GOC itself feels the shadow of inspection on its regulatory roles by Department of Health and Social Care (DHSC)
As it (DHSC) published last week a consultation on Regulating Health Care Professionals, Protecting the Public.
The reforms cover four broad areas – governance and operating framework, education and training, registration, and fitness to practise (FTP).
The consultation also sets out “next steps for the reform of professional regulation” to follow this consultation.
The consultation notes that:
• Any changes to regulating businesses “will be considered and consulted on when our reforms are delivered into that regulator’s legislation”.
• “The GOC is the only regulator which holds a student register”. The proposal is to “remove any powers or duties for regulators to hold a register of students”, which includes “removing the duty on the GOC to hold a student register”
• There is a general preference to move to a unitary board structure.
The government also intends to:
• “Commission a review of the professions that are currently regulated in the UK, to consider whether statutory regulation remains appropriate for these professions”
• “Commission an independent review of the number of regulators.”
The GOC response was that they welcomed this consultation and the aim to give all health and social care regulators broadly equivalent powers in order to maintain a level of consistency and effective public protection.

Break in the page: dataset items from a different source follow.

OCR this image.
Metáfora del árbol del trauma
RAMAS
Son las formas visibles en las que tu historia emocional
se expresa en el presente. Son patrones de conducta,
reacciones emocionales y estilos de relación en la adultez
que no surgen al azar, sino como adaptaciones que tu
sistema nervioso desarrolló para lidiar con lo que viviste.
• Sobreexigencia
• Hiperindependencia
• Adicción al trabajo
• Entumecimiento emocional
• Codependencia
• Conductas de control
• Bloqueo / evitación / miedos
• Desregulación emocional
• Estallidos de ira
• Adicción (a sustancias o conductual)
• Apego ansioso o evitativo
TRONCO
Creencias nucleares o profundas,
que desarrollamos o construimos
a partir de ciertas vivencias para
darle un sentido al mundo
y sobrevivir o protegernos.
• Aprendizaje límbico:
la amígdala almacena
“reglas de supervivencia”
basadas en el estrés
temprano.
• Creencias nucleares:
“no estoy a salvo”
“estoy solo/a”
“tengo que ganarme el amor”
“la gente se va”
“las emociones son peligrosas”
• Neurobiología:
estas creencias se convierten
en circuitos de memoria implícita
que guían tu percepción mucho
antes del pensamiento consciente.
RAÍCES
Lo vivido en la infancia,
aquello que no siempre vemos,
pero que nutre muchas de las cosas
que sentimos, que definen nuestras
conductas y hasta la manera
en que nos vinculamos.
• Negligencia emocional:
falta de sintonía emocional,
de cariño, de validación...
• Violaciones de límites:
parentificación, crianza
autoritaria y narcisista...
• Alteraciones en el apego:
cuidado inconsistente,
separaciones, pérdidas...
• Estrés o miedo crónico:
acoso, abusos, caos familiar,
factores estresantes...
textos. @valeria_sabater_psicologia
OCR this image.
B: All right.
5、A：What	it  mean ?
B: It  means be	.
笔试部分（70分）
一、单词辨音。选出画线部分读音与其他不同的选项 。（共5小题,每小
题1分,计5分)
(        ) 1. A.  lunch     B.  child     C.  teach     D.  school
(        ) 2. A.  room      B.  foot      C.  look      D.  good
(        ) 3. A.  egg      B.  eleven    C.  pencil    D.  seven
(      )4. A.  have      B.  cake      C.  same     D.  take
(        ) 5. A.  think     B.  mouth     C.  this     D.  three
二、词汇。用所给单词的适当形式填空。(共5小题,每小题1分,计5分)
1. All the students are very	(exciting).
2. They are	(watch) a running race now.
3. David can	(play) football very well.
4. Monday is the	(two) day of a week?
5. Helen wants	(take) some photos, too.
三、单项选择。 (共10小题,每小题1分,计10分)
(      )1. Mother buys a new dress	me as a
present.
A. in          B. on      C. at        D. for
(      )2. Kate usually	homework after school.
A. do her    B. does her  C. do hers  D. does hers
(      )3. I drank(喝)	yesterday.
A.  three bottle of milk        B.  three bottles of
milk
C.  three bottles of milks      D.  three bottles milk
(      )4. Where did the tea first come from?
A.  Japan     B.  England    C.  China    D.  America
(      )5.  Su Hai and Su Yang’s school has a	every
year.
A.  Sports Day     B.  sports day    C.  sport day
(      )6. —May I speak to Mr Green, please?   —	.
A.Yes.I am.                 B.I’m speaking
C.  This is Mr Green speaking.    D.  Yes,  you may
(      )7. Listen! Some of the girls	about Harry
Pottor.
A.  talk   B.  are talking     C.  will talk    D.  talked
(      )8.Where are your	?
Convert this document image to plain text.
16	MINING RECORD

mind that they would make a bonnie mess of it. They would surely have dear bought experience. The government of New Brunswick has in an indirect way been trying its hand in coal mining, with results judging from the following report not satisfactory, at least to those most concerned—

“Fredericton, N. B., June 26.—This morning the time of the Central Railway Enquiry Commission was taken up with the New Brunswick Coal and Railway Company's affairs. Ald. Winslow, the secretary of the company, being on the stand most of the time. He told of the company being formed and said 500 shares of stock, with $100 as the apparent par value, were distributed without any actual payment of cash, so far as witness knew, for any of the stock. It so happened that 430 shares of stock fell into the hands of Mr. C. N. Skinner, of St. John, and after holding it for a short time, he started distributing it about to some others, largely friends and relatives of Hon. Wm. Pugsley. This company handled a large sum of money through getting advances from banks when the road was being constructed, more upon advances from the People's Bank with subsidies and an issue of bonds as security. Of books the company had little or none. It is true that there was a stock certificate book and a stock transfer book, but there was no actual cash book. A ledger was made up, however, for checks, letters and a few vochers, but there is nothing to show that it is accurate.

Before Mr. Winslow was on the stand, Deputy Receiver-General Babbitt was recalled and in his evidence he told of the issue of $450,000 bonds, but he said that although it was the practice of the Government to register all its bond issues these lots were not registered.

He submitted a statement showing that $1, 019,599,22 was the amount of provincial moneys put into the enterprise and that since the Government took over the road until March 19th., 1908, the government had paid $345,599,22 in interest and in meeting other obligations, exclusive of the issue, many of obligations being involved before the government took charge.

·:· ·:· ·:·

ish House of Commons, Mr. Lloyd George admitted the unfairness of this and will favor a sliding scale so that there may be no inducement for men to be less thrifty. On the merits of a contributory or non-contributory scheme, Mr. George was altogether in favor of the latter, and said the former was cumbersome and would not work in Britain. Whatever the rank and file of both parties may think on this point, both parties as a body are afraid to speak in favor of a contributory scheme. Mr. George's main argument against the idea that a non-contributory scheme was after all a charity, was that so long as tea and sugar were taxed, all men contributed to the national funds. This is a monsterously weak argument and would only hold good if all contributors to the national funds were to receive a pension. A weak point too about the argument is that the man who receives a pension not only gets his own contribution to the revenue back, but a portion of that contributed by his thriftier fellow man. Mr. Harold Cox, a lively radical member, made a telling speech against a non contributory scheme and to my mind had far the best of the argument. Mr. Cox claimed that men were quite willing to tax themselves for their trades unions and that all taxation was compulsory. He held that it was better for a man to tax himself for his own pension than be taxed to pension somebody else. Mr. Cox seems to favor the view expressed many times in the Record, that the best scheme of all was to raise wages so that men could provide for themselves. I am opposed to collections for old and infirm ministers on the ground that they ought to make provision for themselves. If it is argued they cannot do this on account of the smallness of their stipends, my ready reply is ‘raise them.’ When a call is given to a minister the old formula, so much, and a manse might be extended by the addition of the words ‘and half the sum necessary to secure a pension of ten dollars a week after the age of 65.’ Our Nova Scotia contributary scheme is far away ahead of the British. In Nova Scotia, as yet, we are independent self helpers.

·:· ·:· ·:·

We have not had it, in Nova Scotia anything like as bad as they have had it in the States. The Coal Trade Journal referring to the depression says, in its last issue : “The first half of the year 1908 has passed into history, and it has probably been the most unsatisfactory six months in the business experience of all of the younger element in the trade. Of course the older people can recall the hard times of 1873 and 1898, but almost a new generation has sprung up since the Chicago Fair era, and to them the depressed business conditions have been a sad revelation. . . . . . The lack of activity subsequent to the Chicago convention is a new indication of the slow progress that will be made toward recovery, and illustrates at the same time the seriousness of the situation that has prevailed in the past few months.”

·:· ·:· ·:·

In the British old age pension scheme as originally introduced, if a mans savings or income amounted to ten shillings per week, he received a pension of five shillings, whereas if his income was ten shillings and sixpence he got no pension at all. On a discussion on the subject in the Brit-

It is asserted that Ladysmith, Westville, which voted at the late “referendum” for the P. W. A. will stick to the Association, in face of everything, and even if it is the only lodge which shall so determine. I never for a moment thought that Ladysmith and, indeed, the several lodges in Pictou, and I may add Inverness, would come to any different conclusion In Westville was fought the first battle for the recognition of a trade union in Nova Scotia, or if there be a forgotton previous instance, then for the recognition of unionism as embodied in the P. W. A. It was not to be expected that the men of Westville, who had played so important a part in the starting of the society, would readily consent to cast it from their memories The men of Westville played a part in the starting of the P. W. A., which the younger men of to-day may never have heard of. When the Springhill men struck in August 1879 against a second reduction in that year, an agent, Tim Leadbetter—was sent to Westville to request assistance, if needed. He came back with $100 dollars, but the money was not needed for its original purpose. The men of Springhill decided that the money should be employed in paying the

They think that removing overly prescriptive, complex and rigid legislative frameworks will allow regulators greater freedom to respond to future challenges, such as COVID-19, in a quicker and more effective way. They also note the intention to commission a review of the overall number of regulators and regulated professions.
They welcomed the fact that this is being taken forward by an independent party and look forward to feeding in our views.
They did not address the possible removal of the student register but no doubt will in due course.